- Tim Draper afirma amar Musk, mas coloca Satoshi Nakamoto acima do bilionário
- IPO da SpaceX levantou US$ 75 bilhões e tornou Musk o primeiro trilionário do mundo
- Patrimônio de Musk equivale a mais de 3% do PIB dos Estados Unidos
O capitalista de risco Tim Draper, um dos investidores mais antigos no setor de criptomoedas, voltou a alimentar uma das lendas mais persistentes da internet. Em declaração pública, ele afirmou, “Amo Elon Musk… quase tanto quanto amo Satoshi Nakamoto”. A frase, aparentemente elogiosa, reacende o debate sobre quem realmente está por trás do bitcoin e coloca o criador anônimo da rede acima do homem mais rico do planeta no panteão pessoal de Draper.

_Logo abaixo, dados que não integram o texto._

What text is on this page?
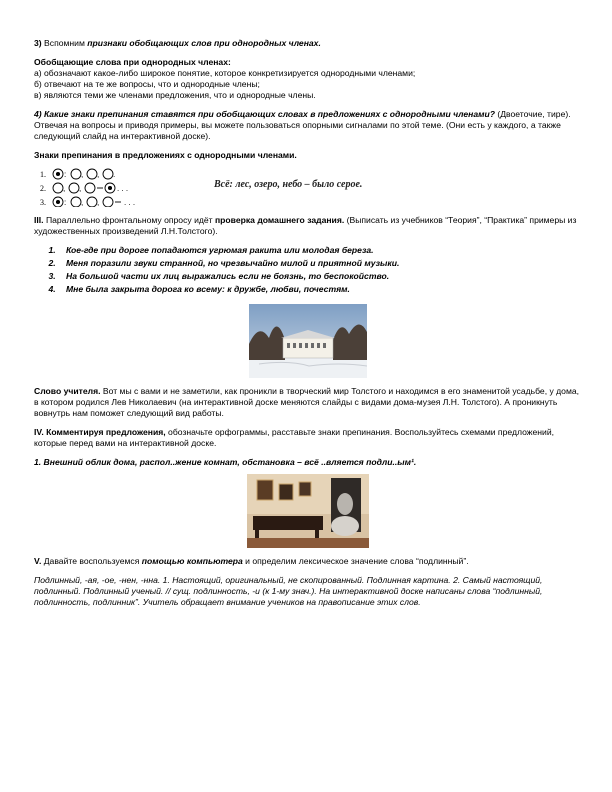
3) Вспомним признаки обобщающих слов при однородных членах.

Обобщающие слова при однородных членах:

а) обозначают какое-либо широкое понятие, которое конкретизируется однородными членами;

б) отвечают на те же вопросы, что и однородные члены;

в) являются теми же членами предложения, что и однородные члены.

4) Какие знаки препинания ставятся при обобщающих словах в предложениях с однородными членами? (Двоеточие, тире). Отвечая на вопросы и приводя примеры, вы можете пользоваться опорными сигналами по этой теме. (Они есть у каждого, а также следующий слайд на интерактивной доске).

Знаки препинания в предложениях с однородными членами.

1.
2.
3.
: , , .
, ,	. . .
: , ,	. . .
Всё: лес, озеро, небо – было серое.

III. Параллельно фронтальному опросу идёт проверка домашнего задания. (Выписать из учебников “Теория”, “Практика” примеры из художественных произведений Л.Н.Толстого).

1. Кое-где при дороге попадаются угрюмая ракита или молодая береза.
2. Меня поразили звуки странной, но чрезвычайно милой и приятной музыки.
3. На большой части их лиц выражались если не боязнь, то беспокойство.
4. Мне была закрыта дорога ко всему: к дружбе, любви, почестям.

Слово учителя. Вот мы с вами и не заметили, как проникли в творческий мир Толстого и находимся в его знаменитой усадьбе, у дома, в котором родился Лев Николаевич (на интерактивной доске меняются слайды с видами дома-музея Л.Н. Толстого). А проникнуть вовнутрь нам поможет следующий вид работы.

IV. Комментируя предложения, обозначьте орфограммы, расставьте знаки препинания. Воспользуйтесь схемами предложений, которые перед вами на интерактивной доске.

1. Внешний облик дома, распол..жение комнат, обстановка – всё ..вляется подли..ым¹.

V. Давайте воспользуемся помощью компьютера и определим лексическое значение слова “подлинный”.

Подлинный, -ая, -ое, -нен, -нна. 1. Настоящий, оригинальный, не скопированный. Подлинная картина. 2. Самый настоящий, подлинный. Подлинный ученый. // сущ. подлинность, -и (к 1-му знач.). На интерактивной доске написаны слова “подлинный, подлинность, подлинник”. Учитель обращает внимание учеников на правописание этих слов.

O timing não é casual. A fala chega dias depois de Musk se tornar o primeiro trilionário da história, após a abertura de capital da SpaceX na Nasdaq. A oferta movimentou US$ 75 bilhões e empurrou o patrimônio do executivo para cerca de US$ 1,1 trilhão. Mesmo nesse patamar inédito, Draper preferiu reservar o topo do ranking para a figura encapuzada que publicou o whitepaper do bitcoin em 2008.
A teoria que liga Musk ao whitepaper do bitcoin
A comparação de Draper se apoia em um folclore que circula há anos em fóruns cripto, o de que Musk seria, ele próprio, Satoshi Nakamoto. Os defensores da tese costumam apontar três pilares. O primeiro é o passado do executivo no PayPal, que teria lhe dado familiaridade com sistemas de pagamento digital. O segundo é seu histórico documentado de programação em C++, linguagem usada na implementação original do bitcoin. O terceiro é o interesse público em criptografia e na ideia de “disrupção” de estruturas centralizadas.
Musk já negou a autoria diversas vezes. Em 2021, afirmou que seu trabalho em finanças digitais seguiu uma arquitetura completamente distinta da proposta por Satoshi. Ainda assim, a teoria nunca morreu e ganha sobrevida sempre que o nome dele volta às manchetes, como agora.
SpaceX leva Musk à marca de US$ 1,1 trilhão
O IPO da SpaceX foi o maior já registrado em uma estreia na Nasdaq. A companhia foi avaliada em US$ 1,78 trilhão no momento da oferta, e suas ações subiram 21% no primeiro pregão. Somando a fatia de Musk na SpaceX à participação na Tesla e em outros ativos, sua fortuna ultrapassou a barreira psicológica do trilhão de dólares equivalente a mais de 3% do PIB dos Estados Unidos.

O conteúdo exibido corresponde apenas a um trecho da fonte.